The operational sequence of modern ransomware is increasingly consistent. Initial access arrives through phishing, malware-laden documents, or exposed remote access services such as RDP or VPN. After that, the attacker focuses on privilege, persistence, and discovery, then moves to data theft, and finally triggers encryption once leverage is secured.
For organisations, that changes incident priorities. The question is not only “How quickly can we restore systems?” It is also “What data may have been accessed or extracted before encryption?” Double extortion turns ransomware into a data breach scenario, not just an availability incident. That means evidence preservation, scoping, communications planning, and regulatory decision-making must be integrated into ransomware playbooks, not treated as a separate track.
The most robust ransomware programmes focus on two timelines at once. The first is prevention and containment, which is largely about reducing the likelihood that a single compromised credential becomes domain-wide control. That includes segmentation, least privilege, strong identity controls, and limiting where remote tools can operate.

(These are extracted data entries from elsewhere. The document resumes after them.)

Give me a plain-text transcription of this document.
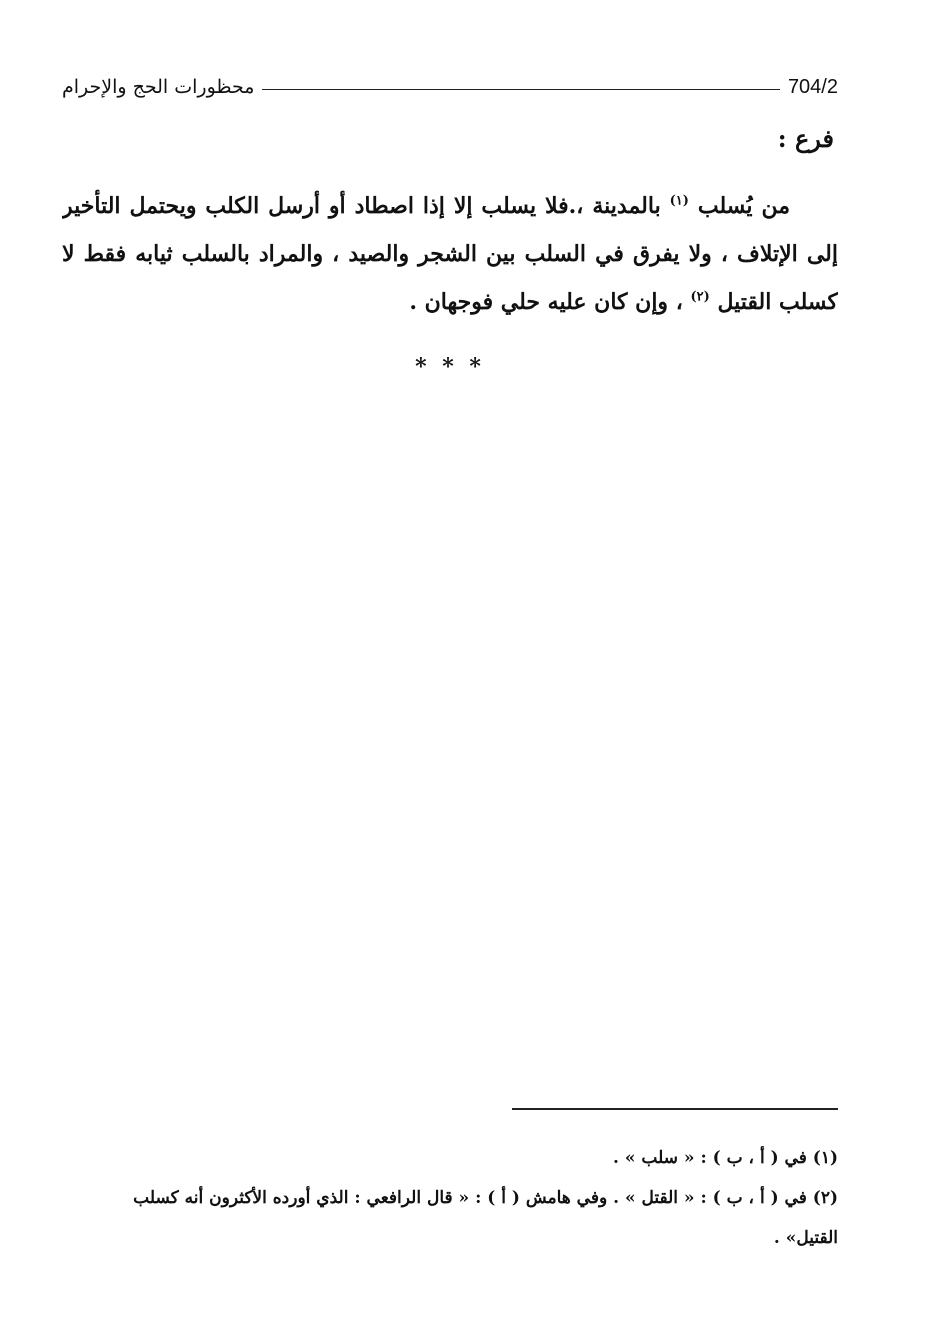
محظورات الحج والإحرام	704/2
فرع :
من يُسلب $^{(١)}$ بالمدينة ،.فلا يسلب إلا إذا اصطاد أو أرسل الكلب ويحتمل التأخير
إلى الإتلاف ، ولا يفرق في السلب بين الشجر والصيد ، والمراد بالسلب ثيابه فقط لا
كسلب القتيل $^{(٢)}$ ، وإن كان عليه حلي فوجهان .
* * *
(١) في ( أ ، ب ) : « سلب » .
(٢) في ( أ ، ب ) : « القتل » . وفي هامش ( أ ) : « قال الرافعي : الذي أورده الأكثرون أنه كسلب القتيل» .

The second is recovery credibility. Ransomware groups increasingly delete backups or target recovery pathways. ThreatBook’s summary notes behaviours like offline encryption and backup deletion among active groups. The organisations that recover best are those that regularly test restoration under pressure, validate that backups are immutable or isolated, and rehearse the decision-making process when data theft is suspected.
Ransomware is a cybersecurity problem, but it becomes a governance problem the moment personal data exposure is possible. Privacy Ninja supports organisations by strengthening the coordination layer that often fails during ransomware incidents: clarity on roles, accountability, and consistent actions under pressure.
Our DPO-as-a-Service provides a dedicated point of contact to keep PDPA compliance on track, maintain core data protection policies and practices, and handle data protection queries or requests in a structured way. When an incident arises, the DPO helps coordinate the initial response and communications as the organisation’s key data protection contact, so decisions are recorded and follow-up is disciplined. Where technical assurance is required, Privacy Ninja’s vulnerability assessment and penetration testing services help validate common ransomware entry paths, such as exposed remote access, weak segmentation, and identity misconfigurations.
The July 2025 spike is best understood as a warning about speed and convergence. Ransomware groups no longer rely on one trick. They combine phishing, remote access exposure, credential abuse, legitimate admin tools, and double extortion to apply pressure from multiple angles. Singapore’s experience, as summarised in coverage of ThreatBook’s 2025 reporting, shows that ransomware risk is not confined to one sector, and it often accelerates when global vulnerability disclosures widen the attack surface. The organisations that do best are those that treat ransomware as both an operational resilience challenge and a data breach readiness challenge, with controls and response routines that work when time is short.